Start Date: Aug 31, 2006
End Date: Mar 31, 2011

Objective:
(1) Annually monitor the susceptibility of H. zea populations from thirty to fifty field populations across the U.S. Cotton Belt. Ideally the populations studied will represent at least 10 different geographic locations with samples repeated three times within the growing season (i.e. early-, mid-, and late-season). (2) Further characterize and study reduced susceptibility to Bt proteins observed in the monitoring activities.

Approach:
Our approach will be the procedures described by Ali et al. (2006a). Progeny from field collections will be exposed to a series of toxin concentrations in a diet-incorporation assay.
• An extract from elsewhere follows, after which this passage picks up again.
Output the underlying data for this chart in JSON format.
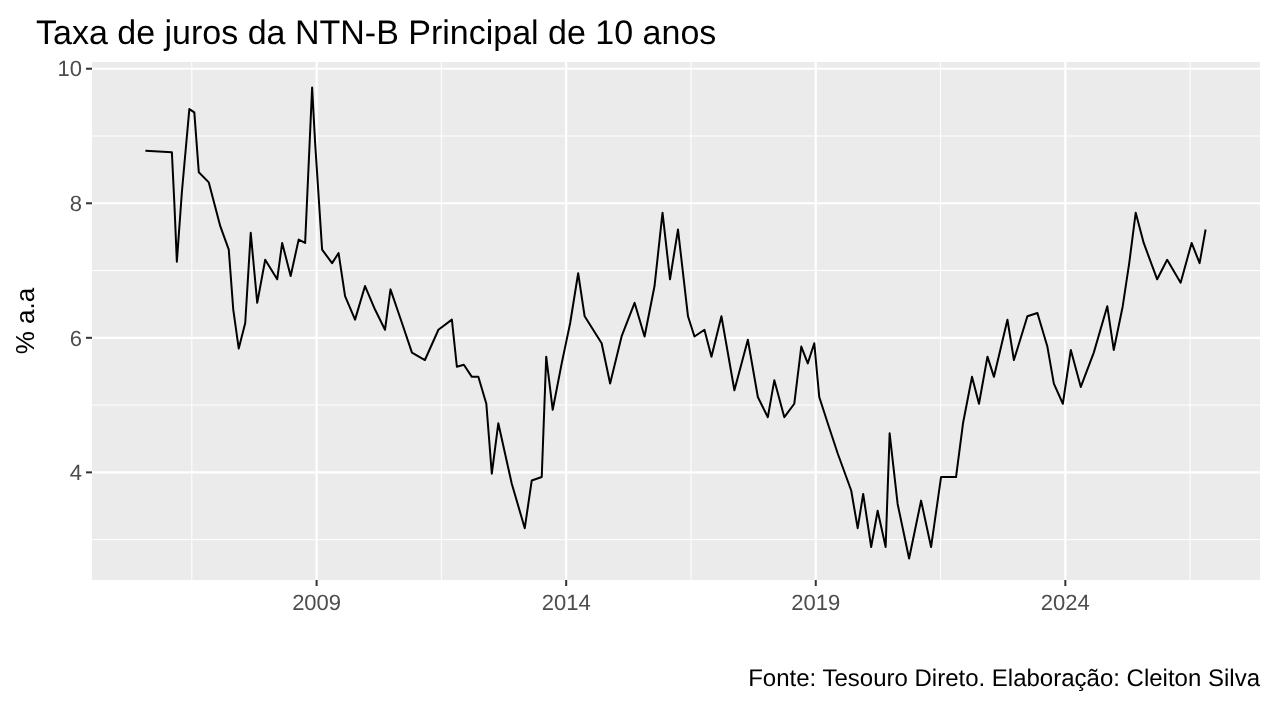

The number of toxins assayed will vary from year-to-year, but our intent would be to include all commercial and soon-to-be-commercialized toxins in the study. Potential toxins in 2006 would include Cry1Ac, Cry2Ab, Cry1F, and Vip3A. Concentrations to be tested would include the critical diagnostic doses chosen from initial baseline data. At a minimum this will include two concentrations approximating a LC50 and a LC90 and an appropriate experimental control with no toxin. Additional concentrations will be added as numbers of insects are available in an attempt to generate concentration-mortality regressions for each protein and each collection. The critical diagnostic doses will be determined in consultation with the EPA, the USDA-ARS, and the cooperating industry group. Consideration of historical data and evolving resistance levels will be considered. Blanco et al. (2005) suggested the following diagnostic concentrations for monitoring Bt resistance in H. zea: (1) 50, 100 and 250 ug/ml for Cry1Ac, (2) 50, 100 and 200 ug/ml for Cry2Ab2, and (3) 1000 and 2000 ug/ml for Cry1Fa. Neonate larvae will be exposed to the treated diet in CD International assay trays containing ~ one ml of the toxin incorporated diet. Each replicate of the key diagnostic doses will include 32 larvae. Replicates of additional concentration added to generate concentration-response regression lines will include 16 larvae. Each concentration will be replicated a minimum of four times given sufficient larval numbers. After 7 d of exposure, observations will made, and the number of dead larvae, the number of larvae alive but remaining as first instars, and the number of larvae alive but remaining as second instars will be recorded as response variables. Paired assays will be run with the designated laboratory colony as an experiment control of variable assay conditions. Response data at the diagnostic doses will be studied by analysis of variance and descriptive statistics with results compared to historical benchmark information and paired results from the laboratory susceptible colony. When sufficient concentrations are included to develop probit regression lines, susceptibilities of the different populations will be compared by the methods described by Ali et al. (2006a).